Mesela ordu ve polis içindeki Kürtler de Türkler de yolunu seçebilir deniliyor, büyük bir çatışmada. Bu Yugoslavya'da olmuştur. O bakımdan Türk devletinin böyle bir çatışmayı önleyemeyeceği vurgulanıyor.

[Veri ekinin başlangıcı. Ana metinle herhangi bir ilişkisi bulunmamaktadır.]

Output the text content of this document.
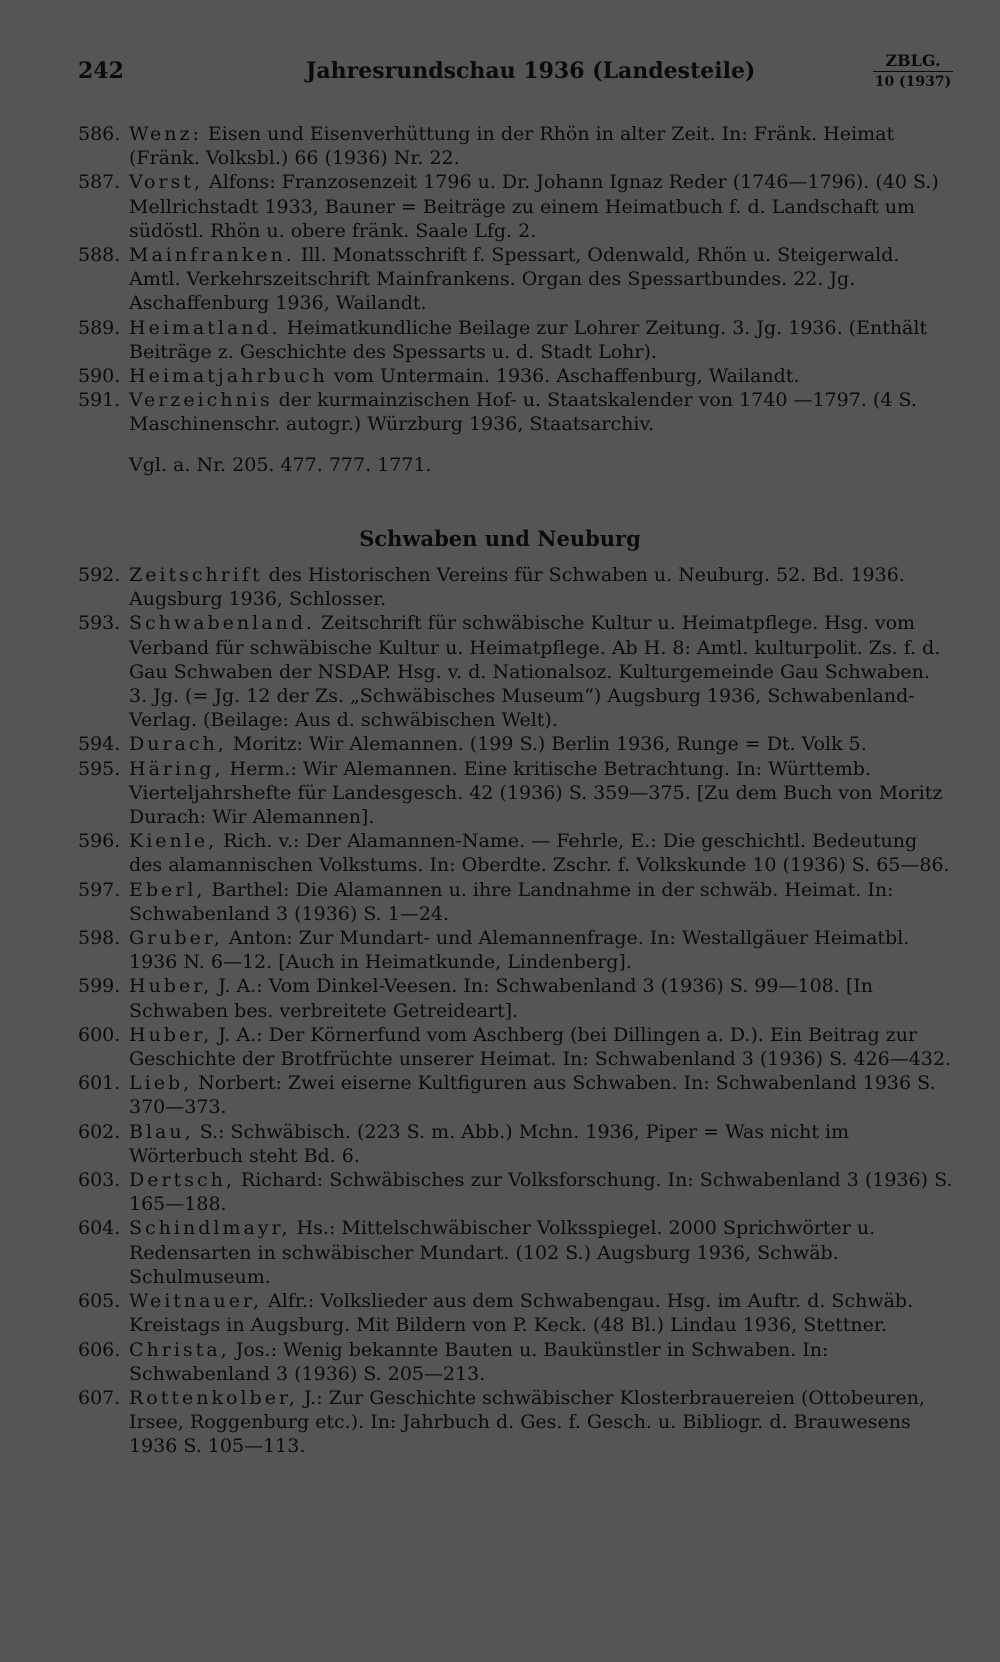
242	Jahresrundschau 1936 (Landesteile)	ZBLG.
10 (1937)

586. Wenz: Eisen und Eisenverhüttung in der Rhön in alter Zeit. In: Fränk. Heimat (Fränk. Volksbl.) 66 (1936) Nr. 22.

587. Vorst, Alfons: Franzosenzeit 1796 u. Dr. Johann Ignaz Reder (1746—1796). (40 S.) Mellrichstadt 1933, Bauner = Beiträge zu einem Heimatbuch f. d. Landschaft um südöstl. Rhön u. obere fränk. Saale Lfg. 2.

588. Mainfranken. Ill. Monatsschrift f. Spessart, Odenwald, Rhön u. Steigerwald. Amtl. Verkehrszeitschrift Mainfrankens. Organ des Spessartbundes. 22. Jg. Aschaffenburg 1936, Wailandt.

589. Heimatland. Heimatkundliche Beilage zur Lohrer Zeitung. 3. Jg. 1936. (Enthält Beiträge z. Geschichte des Spessarts u. d. Stadt Lohr).

590. Heimatjahrbuch vom Untermain. 1936. Aschaffenburg, Wailandt.

591. Verzeichnis der kurmainzischen Hof- u. Staatskalender von 1740 —1797. (4 S. Maschinenschr. autogr.) Würzburg 1936, Staatsarchiv.

Vgl. a. Nr. 205. 477. 777. 1771.
Schwaben und Neuburg

592. Zeitschrift des Historischen Vereins für Schwaben u. Neuburg. 52. Bd. 1936. Augsburg 1936, Schlosser.

593. Schwabenland. Zeitschrift für schwäbische Kultur u. Heimatpflege. Hsg. vom Verband für schwäbische Kultur u. Heimatpflege. Ab H. 8: Amtl. kulturpolit. Zs. f. d. Gau Schwaben der NSDAP. Hsg. v. d. Nationalsoz. Kulturgemeinde Gau Schwaben. 3. Jg. (= Jg. 12 der Zs. „Schwäbisches Museum“) Augsburg 1936, Schwabenland-Verlag. (Beilage: Aus d. schwäbischen Welt).

594. Durach, Moritz: Wir Alemannen. (199 S.) Berlin 1936, Runge = Dt. Volk 5.

595. Häring, Herm.: Wir Alemannen. Eine kritische Betrachtung. In: Württemb. Vierteljahrshefte für Landesgesch. 42 (1936) S. 359—375. [Zu dem Buch von Moritz Durach: Wir Alemannen].

596. Kienle, Rich. v.: Der Alamannen-Name. — Fehrle, E.: Die geschichtl. Bedeutung des alamannischen Volkstums. In: Oberdte. Zschr. f. Volkskunde 10 (1936) S. 65—86.

597. Eberl, Barthel: Die Alamannen u. ihre Landnahme in der schwäb. Heimat. In: Schwabenland 3 (1936) S. 1—24.

598. Gruber, Anton: Zur Mundart- und Alemannenfrage. In: Westallgäuer Heimatbl. 1936 N. 6—12. [Auch in Heimatkunde, Lindenberg].

599. Huber, J. A.: Vom Dinkel-Veesen. In: Schwabenland 3 (1936) S. 99—108. [In Schwaben bes. verbreitete Getreideart].

600. Huber, J. A.: Der Körnerfund vom Aschberg (bei Dillingen a. D.). Ein Beitrag zur Geschichte der Brotfrüchte unserer Heimat. In: Schwabenland 3 (1936) S. 426—432.

601. Lieb, Norbert: Zwei eiserne Kultfiguren aus Schwaben. In: Schwabenland 1936 S. 370—373.

602. Blau, S.: Schwäbisch. (223 S. m. Abb.) Mchn. 1936, Piper = Was nicht im Wörterbuch steht Bd. 6.

603. Dertsch, Richard: Schwäbisches zur Volksforschung. In: Schwabenland 3 (1936) S. 165—188.

604. Schindlmayr, Hs.: Mittelschwäbischer Volksspiegel. 2000 Sprichwörter u. Redensarten in schwäbischer Mundart. (102 S.) Augsburg 1936, Schwäb. Schulmuseum.

605. Weitnauer, Alfr.: Volkslieder aus dem Schwabengau. Hsg. im Auftr. d. Schwäb. Kreistags in Augsburg. Mit Bildern von P. Keck. (48 Bl.) Lindau 1936, Stettner.

606. Christa, Jos.: Wenig bekannte Bauten u. Baukünstler in Schwaben. In: Schwabenland 3 (1936) S. 205—213.

607. Rottenkolber, J.: Zur Geschichte schwäbischer Klosterbrauereien (Ottobeuren, Irsee, Roggenburg etc.). In: Jahrbuch d. Ges. f. Gesch. u. Bibliogr. d. Brauwesens 1936 S. 105—113.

Raporda hazırlanan bu senaryo, geçmiş yıllarda Türkiye'de uygulananın aynısı. Bu kadar net senaryo yazılamaz.


     
***

İşte Norveç’te 2003 yılında masanın üzerindeki rapor buydu..
2003 yılında Yürükel’in gördüğü ‘2011 Türkiye İç Savaşı’ başlıklı raporun ardından 6 yıl geçti…

O rapyor kağıt üzearinde kaldı!..

Çünkü Türkiye eski Türkiye değildi artık..

Şimdi arkaya dönün ve bir bakın..

2011’den 2017’ye..

Gezi olayı ile iç savaş çıkarılmak istenmedi mi?

17/25 Aralık kumpası ile  sözde yargı ihtilali yapılarak iç  savaşın yolu açılmak istenmedi mi?

Mit tırları olayı ile Türkiye savaş suçlusu gibi gösterilmek istenmedi mi?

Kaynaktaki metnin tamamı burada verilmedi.